Pendidikan pertama yang diterimanya mengenai teater ini ialah di Jogjakarta  pada “Pendidikan Seni Drama dan Film” pimpinan Sri Murtono. Kemudian sejak ATNI berdiri di Jakarta, maka iapun jadilah salah seorang mahasiswanya yang paling rajin. Kini Ia telah duduk di tingkat ketiga, tingkat terakhir. Tapi anehnya jurusan yang dipilihnya bukan jurusan Acting, di mana ia telah memperlihatkan hasil-hasilnya melainkan untuk jurusan directing (sutradara).

“Bermain sekarang ini, buat aku adalah hanya merupakan latihan-latihan saja, yang tentu banyak gunanya untuk lapangan yang kupilih itu, sebagai sutradara” katanya dalam sikapnya yang selalu serius itu.

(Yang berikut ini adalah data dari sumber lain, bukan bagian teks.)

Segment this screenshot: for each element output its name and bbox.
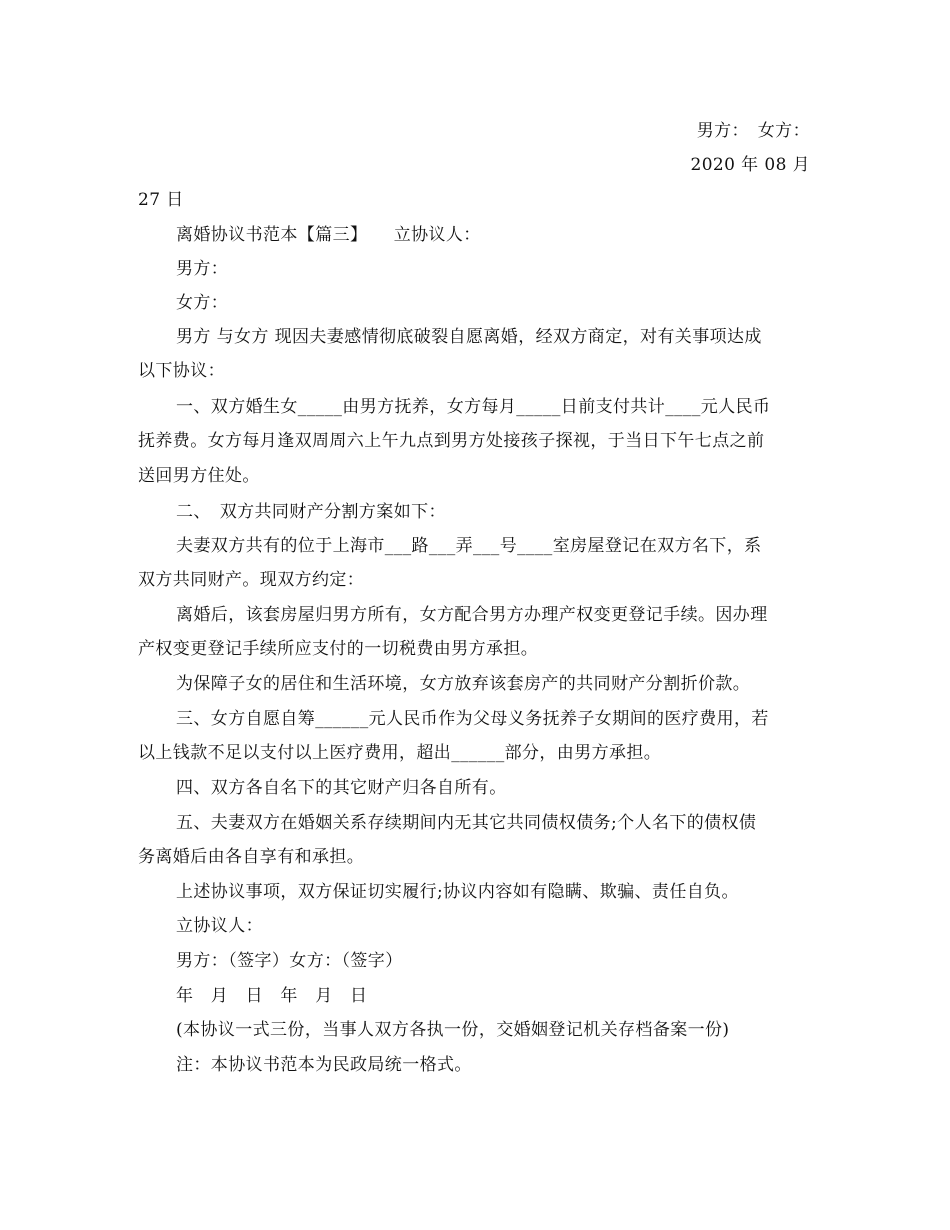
party-male: 男方： — [176, 259, 229, 279]
header-parties: 男方： 女方： — [696, 121, 810, 141]
clause-2-line: 双方共同财产。现双方约定： — [138, 570, 365, 590]
clause-2-line: 离婚后，该套房屋归男方所有，女方配合男方办理产权变更登记手续。因办理 — [176, 605, 768, 625]
header-date: 2020 年 08 月 — [690, 155, 810, 175]
intro-paragraph-line: 以下协议： — [138, 361, 225, 381]
clause-1-line: 抚养费。女方每月逢双周周六上午九点到男方处接孩子探视，于当日下午七点之前 — [138, 431, 765, 451]
clause-2-line: 产权变更登记手续所应支付的一切税费由男方承担。 — [138, 639, 539, 659]
clause-2-heading: 二、 双方共同财产分割方案如下： — [176, 502, 446, 522]
intro-paragraph-line: 男方 与女方 现因夫妻感情彻底破裂自愿离婚，经双方商定，对有关事项达成 — [176, 327, 762, 347]
clause-2-line: 夫妻双方共有的位于上海市___路___弄___号____室房屋登记在双方名下，系 — [176, 536, 762, 556]
clause-4: 四、双方各自名下的其它财产归各自所有。 — [176, 778, 507, 798]
signature-line: 男方：（签字）女方：（签字） — [176, 951, 403, 971]
document-title: 离婚协议书范本【篇三】 立协议人： — [176, 225, 481, 245]
clause-1-line: 一、双方婚生女_____由男方抚养，女方每月_____日前支付共计____元人民币 — [176, 397, 771, 417]
clause-5-line: 务离婚后由各自享有和承担。 — [138, 847, 365, 867]
clause-3-line: 以上钱款不足以支付以上医疗费用，超出______部分，由男方承担。 — [138, 743, 662, 763]
copies-note: (本协议一式三份，当事人双方各执一份，交婚姻登记机关存档备案一份) — [176, 1020, 730, 1040]
clause-1-line: 送回男方住处。 — [138, 466, 260, 486]
signers-label: 立协议人： — [176, 916, 263, 936]
party-female: 女方： — [176, 293, 229, 313]
clause-5-line: 五、夫妻双方在婚姻关系存续期间内无其它共同债权债务;个人名下的债权债 — [176, 813, 757, 833]
clause-2-line: 为保障子女的居住和生活环境，女方放弃该套房产的共同财产分割折价款。 — [176, 674, 751, 694]
clause-3-line: 三、女方自愿自筹______元人民币作为父母义务抚养子女期间的医疗费用，若 — [176, 709, 769, 729]
guarantee-statement: 上述协议事项，双方保证切实履行;协议内容如有隐瞒、欺骗、责任自负。 — [176, 882, 739, 902]
footnote: 注：本协议书范本为民政局统一格式。 — [176, 1055, 472, 1075]
date-blanks: 年 月 日 年 月 日 — [176, 986, 368, 1006]
header-date-day: 27 日 — [138, 190, 184, 210]
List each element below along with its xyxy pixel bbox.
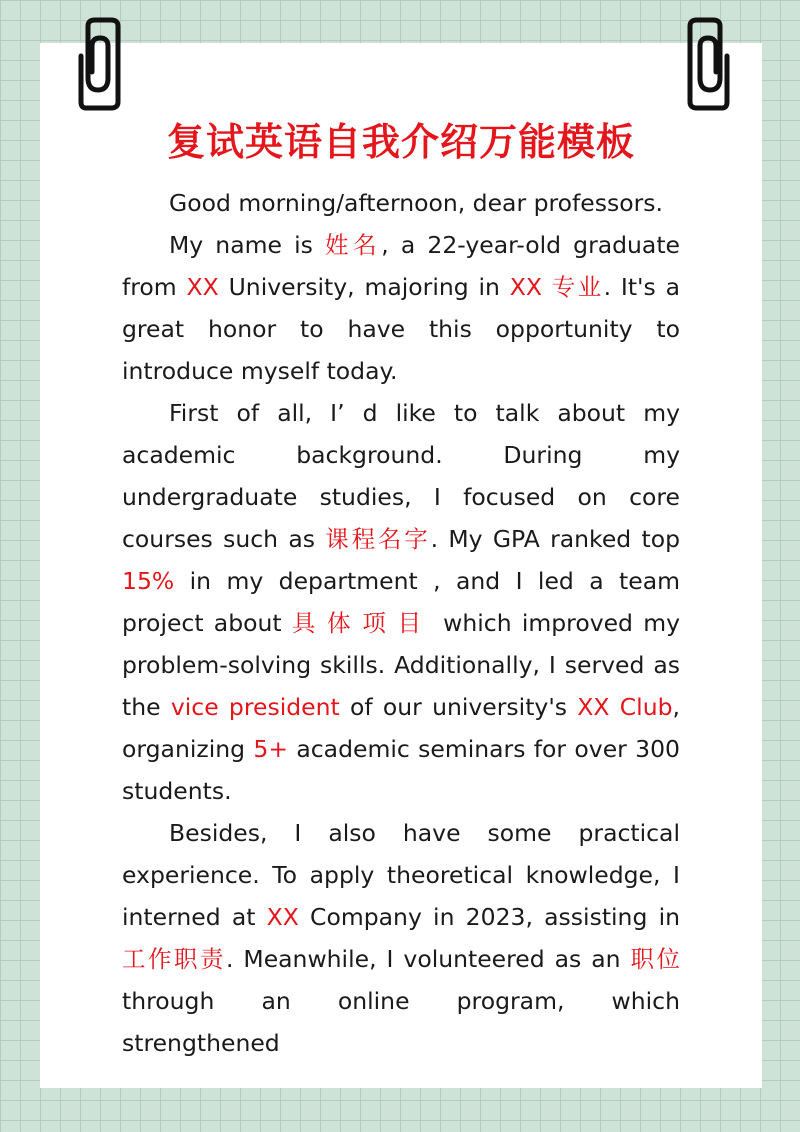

“Apakah lapangan teater ini akan dijadikan lapangan hidup?” tanyaku.
“Ya,” jawabnya. “Bagaimanapun juga aku harus hidup dalam dunia teater nanti. Meskipun barangkali aku harus bekerja di lapangan yang tak aku sukai untuk kebutuhan ekonomiku, tapi tetap hidup dalam lapangan teater adalah tujuan yang tak bisa ditawar lagi.” Jawabnya dengan penuh ketenangan dan keyakinan.

Dan ini, katanya lagi, menambah keterangannya: “Fragmen-fragmen pertunjukan passe pada masa    paskah dan natal, adalah suatu kehidupan baru setiap kali aku serta, setiap tahun. Yang kemudian aku sadari adanya unsur-unsur religi dan yang kukira itu sebabnya pengucilan gereja kepada teater pada abad-abad pertengahan. Tapi aku tidak pernah menyalahkan sandiwara, tidak sedikitpun, seperti orang lainpun tidak, kecuali pendeta-pendeta. Karena ada sesuatu yang lebih indah lag dari pengkhianatan itu yang telah kutemukan: Bahwa setiap hasil seni itu adalah hasil kasih dan di mana ada kasih, Tuhanpun ada, karenanya kasih kepada kehidupan adalah kasih kepada Tuhan (Tolstoy).

Aku berkali-kali menegaskan pada diriku bahwa sandiwara hanyalah sandiwara pada orang lain dan kepada diri kita itu adalah suatu pengucapan kehidupan nyata. Dan aku mau belajar tentang kehidupan itu yang tak akan habis-habisnya.”

Dan sesungguhnya untuk teater ini sajalah seluruh perhatian dan kerjanya ditumpahkannya. Ia menyelidiki dari dekat perkembangan Miss Tjitjih, sandiwara di desa-desa. Sampai-sampai ia ikut rombongan sandiwara rakyat yang mengadakan pertunjukan-pertunjukannya di Depok dan Desa-desa kecil.

Kini ia menjelang menyelesaikan pelajarannya di Akademi Teater Nasional Indonesia. Tinggal lagi melalui masa-masa pratikum-pratikum. Dan untuk mencapai title Bachelor of Art-nya itu nanti, ia sekarang sedang menyiapkan esai-esainya dalam soal-soal:
Ilmu Teater: a. unsur teater murni pada Miss Tjitjih, b. Perbedaan pengucapan comedy dalam film-film Amerika, Inggris, dan Indonesia.

Teori Sutradara: a. perbedaan approach terhadap pemanggungan Burung Tjamar tulisan Anton Chekov b. Penyelesaian posisi dengan Movement pada Arena Stage jika dibandingkan dengan pertunjukan Panggung.

Analisa Drama: Persamaan dan perbedaan: a. Macbeth dari Shakespeare, b. Yerma dari Garcia Lorca, dan c. Tjakar Monyet dari W.W. Jacobs
Sejarah Drama: Sejarah drama daerah (research) dan kemungkinan perkembangannya
Rythmik: Unsur irama dalam salah satu bentuk seni
Bukan suatu kerja yang hanya bisa sambil iseng-iseng saja yang harus diselesaikannya sekarang ini. Selamat jalan terus Steve Liem.